Description:
2 management nodes
2 sql nodes
6 ndbmtd data nodes
Cluster started out with 4 data nodes - have since added two more data nodes and now need to repartition the tables.
`alter online table ... reorganize partition` is causing random ndbmtd data node failures on a system with sysbench writing to it.
sysbench command below works fine with no `alter online table` in progress.
`alter online table` works fine with no sysbench in progress.
Failed node errorlog:
sendbufferpool waiting for lock, contentions: 9200 spins: 2060643
send lock node 19 waiting for lock, contentions: 3400 spins: 3137584
reorg, ignore ZNOT_FOUND
reorg, ignore ZNOT_FOUND
reorg, ignore ZNOT_FOUND
jbalock thr: 0 waiting for lock, contentions: 85000 spins: 12297789
reorg, ignore ZNOT_FOUND
reorg, ignore ZNOT_FOUND
reorg, ignore ZNOT_FOUND
2013-04-01 12:53:22 [ndbd] INFO -- /pb2/build/sb_0-7932439-1355951739.99/mysql-cluster-gpl-7.2.10/storage/ndb/src/kernel/blocks/trix/Trix.cpp
2013-04-01 12:53:22 [ndbd] INFO -- TRIX (Line: 766) 0x00000002
2013-04-01 12:53:22 [ndbd] INFO -- Error handler shutting down system
2013-04-01 12:53:22 [ndbd] INFO -- Error handler shutdown completed - exiting
2013-04-01 12:53:27 [ndbd] ALERT -- Node 4: Forced node shutdown completed. Caused by error 2341: 'Internal program error (failed ndbrequire)(Internal error, programming error or missing error message, please report a bug). Temporary error, restart node'.
SYSBENCH error:
(# sysbench --test=/usr/share/doc/sysbench/tests/db/oltp.lua --oltp-table-size=1000000 --oltp-reconnect-mode=query --oltp-tables-count=10 --db-driver=mysql --mysql-user=user --mysql-password=user --mysql-host=127.0.0.1 --mysql-port=3306 --mysql-db=test --mysql-table-engine=ndbcluster --max-requests=300000 --num-threads=5 run
sysbench 0.5: multi-threaded system evaluation benchmark
Running the test with following options:
Number of threads: 5
Random number generator seed is 0 and will be ignored
Threads started!
ALERT: failed to execute MySQL query: `SELECT DISTINCT c FROM sbtest10 WHERE id BETWEEN 502083 AND 502083+99 ORDER BY c`:
ALERT: Error 1297 Got temporary error 4028 'Node failure caused abort of transaction' from NDBCLUSTER
FATAL: failed to execute function `event': (null)
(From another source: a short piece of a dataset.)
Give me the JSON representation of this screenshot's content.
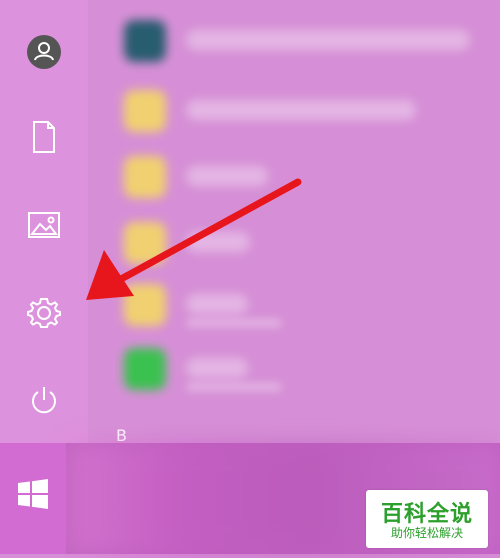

ALERT: failed to execute MySQL query: `SELECT c FROM sbtest9 WHERE id BETWEEN 498825 AND 498825+99 ORDER BY c`:
ALERT: Error 1297 Got temporary error 4028 'Node failure caused abort of transaction' from NDBCLUSTER
FATAL: failed to execute function `event': (null)
WARNING: mysql_store_result() failed with error: (1205) Lock wait timeout exceeded; try restarting transaction)
How to repeat:
Start with 4 node cluster.
Load sysbench data (10 tables, 50 million rows each, disk storage) into the cluster.
Add two additional data nodes for a total of 6.
Repartition data via `alter online table ... reorganize partition`
If system is IDLE - repartition will be successful.
To crash node, fire off a long running sysbench:
sysbench --test=/usr/share/doc/sysbench/tests/db/oltp.lua --oltp-table-size=1000000 --oltp-reconnect-mode=query --oltp-tables-count=10 --db-driver=mysql --mysql-user=user --mysql-password=user --mysql-host=127.0.0.1 --mysql-port=3306 --mysql-db=test --mysql-table-engine=ndbcluster --max-requests=300000 --num-threads=5 run
And then perform an `alter online table ... reorganize partition`
Node shutdown will happen at some point - does not seem to be a repeatable, consistent time frame.